8: Takeaways & Limitations

What I found out

  • Overall sentiment is positive. The network averages 4.16 stars, yet the negative tail concentrates around a handful of stations where issues are systemic rather than scattered.
  • Reviewers are harshest in their home region. Local reviewers consistently rate their own region’s stations lower than out-of-region reviewers do. Tourists give the most generous ratings overall.
  • Ratings drift over time, but slowly. Most stations are stable across 2022-2025. A few (for example, Wil SG, Oensingen, Bülach) gained 0.6-0.8 stars, suggesting recent improvements were noticed.
  • Two strategic categories of complaint emerged. Safety, Crowds, and Toilets are damage control: high complaint volume but no praise even at top stations, so investment stops the bleeding without lifting sentiment. Cleanliness, Connections, Food & Shops, Staff/Service, and Signage/Nav are visible wins: top stations show that positive sentiment is achievable.
  • Staff/Service, Connections, and Safety complaints sit on the harshest reviews (average ratings 1.6, 1.9, 2.0 stars, well below the other aspects). Combined with how often each appears, Safety, Staff/Service, and Crowds dominate the negative-rating story: Crowds drops fewer star points per complaint but shows up in very high volume, while Connections is severe but less frequent.

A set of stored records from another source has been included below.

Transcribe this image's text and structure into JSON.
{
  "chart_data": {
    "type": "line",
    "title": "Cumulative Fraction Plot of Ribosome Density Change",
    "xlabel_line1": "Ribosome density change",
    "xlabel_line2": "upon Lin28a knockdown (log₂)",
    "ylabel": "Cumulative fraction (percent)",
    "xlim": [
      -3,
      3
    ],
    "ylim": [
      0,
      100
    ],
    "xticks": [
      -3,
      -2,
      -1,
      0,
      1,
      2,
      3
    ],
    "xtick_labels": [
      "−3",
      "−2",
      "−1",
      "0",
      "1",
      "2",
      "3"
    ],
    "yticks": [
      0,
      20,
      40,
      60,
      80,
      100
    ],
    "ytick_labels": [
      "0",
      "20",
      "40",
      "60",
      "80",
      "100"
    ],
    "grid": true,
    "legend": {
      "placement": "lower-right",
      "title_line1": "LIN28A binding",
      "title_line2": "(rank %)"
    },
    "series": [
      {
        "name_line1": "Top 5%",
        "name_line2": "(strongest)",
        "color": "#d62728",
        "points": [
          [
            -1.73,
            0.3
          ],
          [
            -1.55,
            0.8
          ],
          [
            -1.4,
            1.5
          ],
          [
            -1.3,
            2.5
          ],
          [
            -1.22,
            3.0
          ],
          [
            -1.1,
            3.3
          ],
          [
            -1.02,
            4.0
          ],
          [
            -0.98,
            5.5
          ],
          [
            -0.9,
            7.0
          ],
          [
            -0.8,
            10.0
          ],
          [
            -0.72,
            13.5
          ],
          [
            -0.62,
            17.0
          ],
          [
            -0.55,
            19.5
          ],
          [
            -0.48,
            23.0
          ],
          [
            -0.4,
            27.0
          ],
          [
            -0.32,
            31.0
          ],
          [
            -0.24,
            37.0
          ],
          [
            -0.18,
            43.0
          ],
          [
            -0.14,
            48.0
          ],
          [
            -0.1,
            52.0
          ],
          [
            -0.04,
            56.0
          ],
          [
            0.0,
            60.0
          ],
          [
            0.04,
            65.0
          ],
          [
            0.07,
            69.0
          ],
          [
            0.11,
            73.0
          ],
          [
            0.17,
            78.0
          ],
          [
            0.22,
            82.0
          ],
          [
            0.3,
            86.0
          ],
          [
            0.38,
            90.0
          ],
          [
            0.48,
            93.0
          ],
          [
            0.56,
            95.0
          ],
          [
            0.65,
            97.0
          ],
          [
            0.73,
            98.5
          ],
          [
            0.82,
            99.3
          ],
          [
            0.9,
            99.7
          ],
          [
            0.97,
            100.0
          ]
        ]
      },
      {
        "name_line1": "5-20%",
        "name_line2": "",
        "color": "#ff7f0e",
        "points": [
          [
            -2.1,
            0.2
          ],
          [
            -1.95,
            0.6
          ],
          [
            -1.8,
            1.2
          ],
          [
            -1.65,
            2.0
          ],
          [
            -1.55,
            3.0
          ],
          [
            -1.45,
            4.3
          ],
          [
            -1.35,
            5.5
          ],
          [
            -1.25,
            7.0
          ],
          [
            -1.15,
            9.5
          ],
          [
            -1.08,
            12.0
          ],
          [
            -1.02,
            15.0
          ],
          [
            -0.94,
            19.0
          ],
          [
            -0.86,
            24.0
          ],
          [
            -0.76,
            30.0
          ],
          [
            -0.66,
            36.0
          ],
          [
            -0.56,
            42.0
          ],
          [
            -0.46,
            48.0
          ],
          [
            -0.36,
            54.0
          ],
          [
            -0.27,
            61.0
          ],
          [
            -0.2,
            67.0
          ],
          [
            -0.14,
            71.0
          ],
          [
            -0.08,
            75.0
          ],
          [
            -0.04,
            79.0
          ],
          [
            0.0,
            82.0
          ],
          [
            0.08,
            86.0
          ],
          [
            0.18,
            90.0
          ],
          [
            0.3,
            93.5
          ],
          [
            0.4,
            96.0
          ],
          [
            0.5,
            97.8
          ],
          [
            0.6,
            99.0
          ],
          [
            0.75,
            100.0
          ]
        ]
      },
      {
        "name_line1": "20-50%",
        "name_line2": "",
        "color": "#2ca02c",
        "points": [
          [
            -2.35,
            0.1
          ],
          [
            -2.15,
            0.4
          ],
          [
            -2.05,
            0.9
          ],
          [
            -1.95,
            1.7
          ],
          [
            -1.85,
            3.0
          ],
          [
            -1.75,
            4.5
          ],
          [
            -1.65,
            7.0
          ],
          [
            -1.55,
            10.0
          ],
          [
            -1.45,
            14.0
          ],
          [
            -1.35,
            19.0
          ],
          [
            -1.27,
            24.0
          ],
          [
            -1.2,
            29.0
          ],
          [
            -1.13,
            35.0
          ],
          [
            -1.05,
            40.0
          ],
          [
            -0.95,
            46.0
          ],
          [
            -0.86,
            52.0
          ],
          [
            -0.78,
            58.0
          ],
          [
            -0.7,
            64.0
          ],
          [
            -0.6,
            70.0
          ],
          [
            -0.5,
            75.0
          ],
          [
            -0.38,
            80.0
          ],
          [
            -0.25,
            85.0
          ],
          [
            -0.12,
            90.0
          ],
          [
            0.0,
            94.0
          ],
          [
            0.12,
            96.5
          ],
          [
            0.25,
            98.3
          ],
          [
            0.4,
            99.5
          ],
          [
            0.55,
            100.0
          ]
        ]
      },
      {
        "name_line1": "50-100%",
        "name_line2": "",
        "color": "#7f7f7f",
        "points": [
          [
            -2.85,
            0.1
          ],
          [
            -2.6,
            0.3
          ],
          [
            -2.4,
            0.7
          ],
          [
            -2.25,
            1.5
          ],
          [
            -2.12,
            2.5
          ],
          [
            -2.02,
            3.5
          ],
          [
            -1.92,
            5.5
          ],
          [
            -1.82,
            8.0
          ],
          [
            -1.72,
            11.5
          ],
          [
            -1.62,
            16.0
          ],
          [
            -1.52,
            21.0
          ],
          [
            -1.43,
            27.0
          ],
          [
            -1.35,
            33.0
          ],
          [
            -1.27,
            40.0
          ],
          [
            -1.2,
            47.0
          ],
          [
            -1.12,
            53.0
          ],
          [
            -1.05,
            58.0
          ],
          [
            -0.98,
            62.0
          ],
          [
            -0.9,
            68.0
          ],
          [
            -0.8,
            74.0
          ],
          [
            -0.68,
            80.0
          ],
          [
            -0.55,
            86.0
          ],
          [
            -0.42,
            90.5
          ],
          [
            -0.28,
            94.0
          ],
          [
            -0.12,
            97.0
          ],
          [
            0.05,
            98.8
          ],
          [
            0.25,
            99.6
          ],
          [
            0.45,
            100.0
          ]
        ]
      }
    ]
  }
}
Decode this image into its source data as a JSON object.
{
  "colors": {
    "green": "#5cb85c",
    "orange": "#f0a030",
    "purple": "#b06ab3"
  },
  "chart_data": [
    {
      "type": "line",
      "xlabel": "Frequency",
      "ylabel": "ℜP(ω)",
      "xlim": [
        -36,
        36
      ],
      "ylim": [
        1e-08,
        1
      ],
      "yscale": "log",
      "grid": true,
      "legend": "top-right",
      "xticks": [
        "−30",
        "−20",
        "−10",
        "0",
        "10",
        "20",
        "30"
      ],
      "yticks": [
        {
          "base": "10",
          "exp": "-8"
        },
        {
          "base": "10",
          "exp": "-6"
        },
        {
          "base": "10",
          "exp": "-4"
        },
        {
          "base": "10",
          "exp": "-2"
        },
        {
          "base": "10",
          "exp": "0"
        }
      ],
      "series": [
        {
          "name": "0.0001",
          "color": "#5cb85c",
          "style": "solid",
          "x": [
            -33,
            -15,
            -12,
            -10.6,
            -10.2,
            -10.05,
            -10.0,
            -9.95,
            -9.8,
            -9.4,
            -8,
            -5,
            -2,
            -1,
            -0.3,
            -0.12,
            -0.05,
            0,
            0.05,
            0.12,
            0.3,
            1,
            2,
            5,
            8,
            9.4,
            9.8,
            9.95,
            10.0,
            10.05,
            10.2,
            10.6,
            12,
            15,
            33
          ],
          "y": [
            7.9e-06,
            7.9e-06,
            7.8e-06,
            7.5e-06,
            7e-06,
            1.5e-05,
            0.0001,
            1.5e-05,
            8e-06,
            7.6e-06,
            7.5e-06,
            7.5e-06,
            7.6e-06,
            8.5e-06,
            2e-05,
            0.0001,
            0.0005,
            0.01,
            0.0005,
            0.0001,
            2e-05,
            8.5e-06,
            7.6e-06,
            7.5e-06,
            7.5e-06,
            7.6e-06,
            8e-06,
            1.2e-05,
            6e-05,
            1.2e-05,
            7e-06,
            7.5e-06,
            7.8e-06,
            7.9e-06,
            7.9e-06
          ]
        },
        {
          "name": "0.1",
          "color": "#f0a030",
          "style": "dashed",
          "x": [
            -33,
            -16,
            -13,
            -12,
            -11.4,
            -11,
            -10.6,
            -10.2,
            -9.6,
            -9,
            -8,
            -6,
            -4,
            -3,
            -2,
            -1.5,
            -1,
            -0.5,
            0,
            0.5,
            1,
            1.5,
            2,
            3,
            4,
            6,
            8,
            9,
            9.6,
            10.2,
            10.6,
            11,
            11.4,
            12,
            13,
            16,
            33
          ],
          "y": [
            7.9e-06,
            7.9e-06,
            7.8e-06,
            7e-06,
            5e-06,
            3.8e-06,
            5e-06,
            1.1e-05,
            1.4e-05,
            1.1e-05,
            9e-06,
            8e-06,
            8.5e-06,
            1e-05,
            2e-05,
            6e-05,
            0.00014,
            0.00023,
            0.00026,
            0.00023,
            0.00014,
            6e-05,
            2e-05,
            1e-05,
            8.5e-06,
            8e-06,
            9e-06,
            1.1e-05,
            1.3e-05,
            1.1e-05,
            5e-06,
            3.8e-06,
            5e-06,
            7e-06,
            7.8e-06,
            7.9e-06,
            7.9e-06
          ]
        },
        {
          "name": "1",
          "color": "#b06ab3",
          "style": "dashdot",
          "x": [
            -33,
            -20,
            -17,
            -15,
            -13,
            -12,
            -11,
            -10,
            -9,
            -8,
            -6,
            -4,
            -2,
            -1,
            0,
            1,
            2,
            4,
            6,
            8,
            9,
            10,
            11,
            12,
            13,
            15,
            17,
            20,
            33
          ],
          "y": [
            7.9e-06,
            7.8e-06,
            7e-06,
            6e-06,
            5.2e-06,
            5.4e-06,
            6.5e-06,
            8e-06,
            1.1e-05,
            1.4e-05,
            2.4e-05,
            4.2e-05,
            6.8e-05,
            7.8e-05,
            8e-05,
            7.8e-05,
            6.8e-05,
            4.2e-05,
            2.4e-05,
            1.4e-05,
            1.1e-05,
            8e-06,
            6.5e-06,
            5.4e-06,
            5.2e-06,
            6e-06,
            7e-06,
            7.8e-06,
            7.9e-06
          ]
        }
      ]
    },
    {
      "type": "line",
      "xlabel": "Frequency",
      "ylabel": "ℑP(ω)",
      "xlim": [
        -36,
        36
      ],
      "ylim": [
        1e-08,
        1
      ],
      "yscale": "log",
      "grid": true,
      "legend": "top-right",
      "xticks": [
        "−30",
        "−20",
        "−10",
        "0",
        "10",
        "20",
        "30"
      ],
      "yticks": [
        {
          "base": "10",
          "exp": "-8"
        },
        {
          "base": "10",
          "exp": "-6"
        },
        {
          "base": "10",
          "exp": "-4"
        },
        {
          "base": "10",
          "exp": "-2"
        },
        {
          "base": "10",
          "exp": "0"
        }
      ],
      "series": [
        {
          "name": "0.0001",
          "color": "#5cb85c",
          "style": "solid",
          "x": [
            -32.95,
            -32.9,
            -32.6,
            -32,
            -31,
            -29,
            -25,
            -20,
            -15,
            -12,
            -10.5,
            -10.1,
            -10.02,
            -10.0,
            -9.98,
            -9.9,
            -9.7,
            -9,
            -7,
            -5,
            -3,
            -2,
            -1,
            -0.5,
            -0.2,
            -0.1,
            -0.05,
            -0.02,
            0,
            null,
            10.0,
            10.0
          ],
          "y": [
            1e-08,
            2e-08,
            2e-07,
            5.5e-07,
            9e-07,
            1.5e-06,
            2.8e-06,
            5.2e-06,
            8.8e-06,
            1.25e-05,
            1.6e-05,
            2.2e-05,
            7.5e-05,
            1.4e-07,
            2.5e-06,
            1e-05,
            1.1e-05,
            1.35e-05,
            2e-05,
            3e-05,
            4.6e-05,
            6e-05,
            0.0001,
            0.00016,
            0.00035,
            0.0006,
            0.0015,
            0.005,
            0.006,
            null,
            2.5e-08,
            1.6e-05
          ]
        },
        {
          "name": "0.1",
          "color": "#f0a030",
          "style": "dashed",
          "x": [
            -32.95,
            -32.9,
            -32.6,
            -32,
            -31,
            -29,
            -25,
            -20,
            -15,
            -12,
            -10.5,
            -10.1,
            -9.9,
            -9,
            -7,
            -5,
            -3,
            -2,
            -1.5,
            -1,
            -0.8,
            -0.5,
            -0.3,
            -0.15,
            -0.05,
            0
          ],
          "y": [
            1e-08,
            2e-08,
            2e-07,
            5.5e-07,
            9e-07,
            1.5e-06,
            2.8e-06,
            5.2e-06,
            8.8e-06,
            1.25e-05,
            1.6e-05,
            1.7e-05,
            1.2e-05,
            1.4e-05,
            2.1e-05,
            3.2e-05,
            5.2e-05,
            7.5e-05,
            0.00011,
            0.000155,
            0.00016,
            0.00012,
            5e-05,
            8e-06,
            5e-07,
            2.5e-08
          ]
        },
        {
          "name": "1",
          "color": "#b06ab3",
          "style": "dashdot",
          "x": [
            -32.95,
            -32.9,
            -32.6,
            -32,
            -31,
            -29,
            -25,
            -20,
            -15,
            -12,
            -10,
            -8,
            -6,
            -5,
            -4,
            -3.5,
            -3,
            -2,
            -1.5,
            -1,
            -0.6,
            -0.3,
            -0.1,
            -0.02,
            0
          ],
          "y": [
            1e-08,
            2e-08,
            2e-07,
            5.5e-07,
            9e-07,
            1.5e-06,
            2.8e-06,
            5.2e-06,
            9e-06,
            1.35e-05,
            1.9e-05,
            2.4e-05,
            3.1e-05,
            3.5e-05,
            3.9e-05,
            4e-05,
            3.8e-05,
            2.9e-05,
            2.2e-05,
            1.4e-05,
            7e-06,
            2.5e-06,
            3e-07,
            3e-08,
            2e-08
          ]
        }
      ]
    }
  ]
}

What this analysis cannot tell me

  • No causal claims. Correlation between aspect and rating is not proof of cause. A station may be rated low for reasons not captured in its review text at all.
  • Coverage is partial. Roughly 2-3% of reviews were lost to AI batch truncation, and with the scraped review texts being cutoff at ~140-character, that means long, nuanced reviews are clipped before the model ever sees them. Romansh reviewers are absent entirely.
  • Self-selection bias. Google Maps reviewers are not a representative sample of travellers. The people who bother writing a review are usually the ones with strong feelings, either very satisfied or very upset. The everyday commuter who finds the station “fine” rarely shows up in the data, so the dataset over-represents extremes in both directions.
  • Volume in reviews is not a measure of importance. Some aspects show up less often because the affected population is smaller, not because the issue matters less. Accessibility is the clearest example: Wheelchair users, parents with strollers, and travellers with mobility constraints make up a small share of reviewers, so the aspect ranks low on volume and falls out of the priority charts. That does not make it any less critical to the people for whom a missing lift or an inaccessible platform is the difference between using the station and not using it. Review-derived priorities are a useful complement to, not a substitute for, dedicated accessibility audits and SBB’s existing standards.
  • No within-station granularity. A complaint at Zurich HB does not tell me whether the issue was on a platform, in the underground retail level, or at a ticket counter. The whole station is treated as one unit, which also makes cross-station comparison tricky: “crowds” at a 100,000-passenger-per-day hub means something very different from “crowds” at a small regional station, but in the dataset they look identical.
  • Snapshot, not stream. This is a one-shot analysis. It only captures the data as of the date the reviews were scraped. The real value of such an analysis would be to conduct it live from running it continuously.

What I would do next

  • Connect the scraper + AI classifier into a scheduled job + add more data sources such as social media and travel forums so sentiment can be tracked monthly per station.
  • Add a comparison baseline: rate other major European stations the same way to see whether SBB’s 4.16 is genuinely high or just typical for the segment.
  • Cross-reference complaint timelines against operational events (renovation projects, schedule changes) to test whether interventions show up in sentiment data.